Launch developer agent:
- **Description**: "Implement feature code"
- **Prompt**:
  \`\`\`
  Read ${CLAUDE_PLUGIN_ROOT}/tasks/step-3-feature-impl-implement.md

  Architecture: <summary from Phase 2>
  \`\`\`

## Completion

Mark todos complete. Report:
1. Files created/modified
2. Tests added
3. Remaining work

Task File Example (step-1-feature-impl-research.md)

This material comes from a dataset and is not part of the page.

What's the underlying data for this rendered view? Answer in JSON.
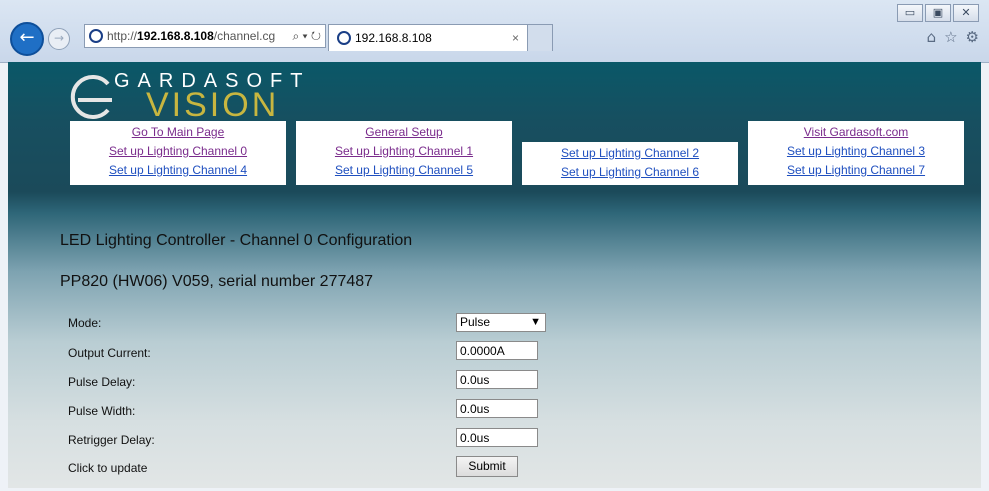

# Step 1: Feature Research

## Context
You are the research phase of a feature implementation workflow.

## Goal
Thoroughly understand the feature requirements and existing codebase context before any implementation begins.

## Instructions

1. **Parse Feature Request**
   - Extract core requirements
   - Identify acceptance criteria
   - Note any constraints mentioned

2. **Codebase Analysis**
   - Search for similar existing features
   - Identify relevant patterns and conventions
   - Find reusable components/utilities

3. **Dependency Check**
   - What existing code will this feature interact with?
   - Are there breaking change risks?
   - What tests exist for related functionality?

4. **Gap Analysis**
   - What's missing from the request?
   - What clarifications might be needed?
   - What edge cases should be considered?

## Constraints
- Do NOT write any implementation code
- Do NOT modify any files
- Focus purely on research and analysis

## Expected Output

Return a structured research summary:

\`\`\`markdown
## Feature Understanding
- Core requirement: <summary>
- Acceptance criteria: <list>

## Codebase Context
- Similar features: <list with file paths>
- Patterns to follow: <list>
- Reusable code: <list with file paths>

## Dependencies
- Files affected: <list>
- Tests to consider: <list>

## Open Questions
- <Question 1>
- <Question 2>

## Recommendation
<Brief recommendation for architecture phase>
\`\`\`

## Success Criteria
- [ ] Feature requirements clearly articulated
- [ ] Relevant existing code identified
- [ ] No implementation attempted
- [ ] Clear handoff to architecture phase

Known Limitations

Limitation Impact Workaround
No nested sub-agents Sub-agents can't spawn Task tool Keep all orchestration in main command
No skill auto-loading Sub-agents don't trigger skills Pass explicit file paths or inline context
Fresh context per agent Each dispatch starts empty Use resume pattern OR pass summaries
File read latency Extra tool call per step Acceptable trade-off for context savings

Validation Checklist

Before finalizing workflow command:

  • Each step has clear, specific goal
  • Task files are self-contained (sub-agent doesn't need external context)
  • File paths use ${CLAUDE_PLUGIN_ROOT} for portability
  • Context passed between steps is minimal (summaries, not full data)
  • Orchestrator command stays lean (<100 tokens per step dispatch)
  • Error handling defined for step failures
  • Success criteria measurable for each step

Create the Workflow

Based on user input, create:

  1. Directories:

    • ${CLAUDE_PLUGIN_ROOT}/tasks/ - All task files directly here
    • ${CLAUDE_PLUGIN_ROOT}/agents/ - (Optional) Custom agent definitions
  2. Task files: Create in tasks/ directory with naming pattern step-N-<workflow>-<name>.md

    • Example: step-1-feature-impl-research.md
    • Example: step-2-feature-impl-architecture.md
    • Shared context: common-context.md directly in tasks/
  3. Orchestrator command: Lean dispatch logic in commands/<workflow-name>.md

  4. Custom agents (Optional): If workflow needs specialized agent behavior in agents/

  5. Update plugin.json: Add command to plugin manifest if needed

After creation, suggest testing with /customaize-agent:test-prompt command.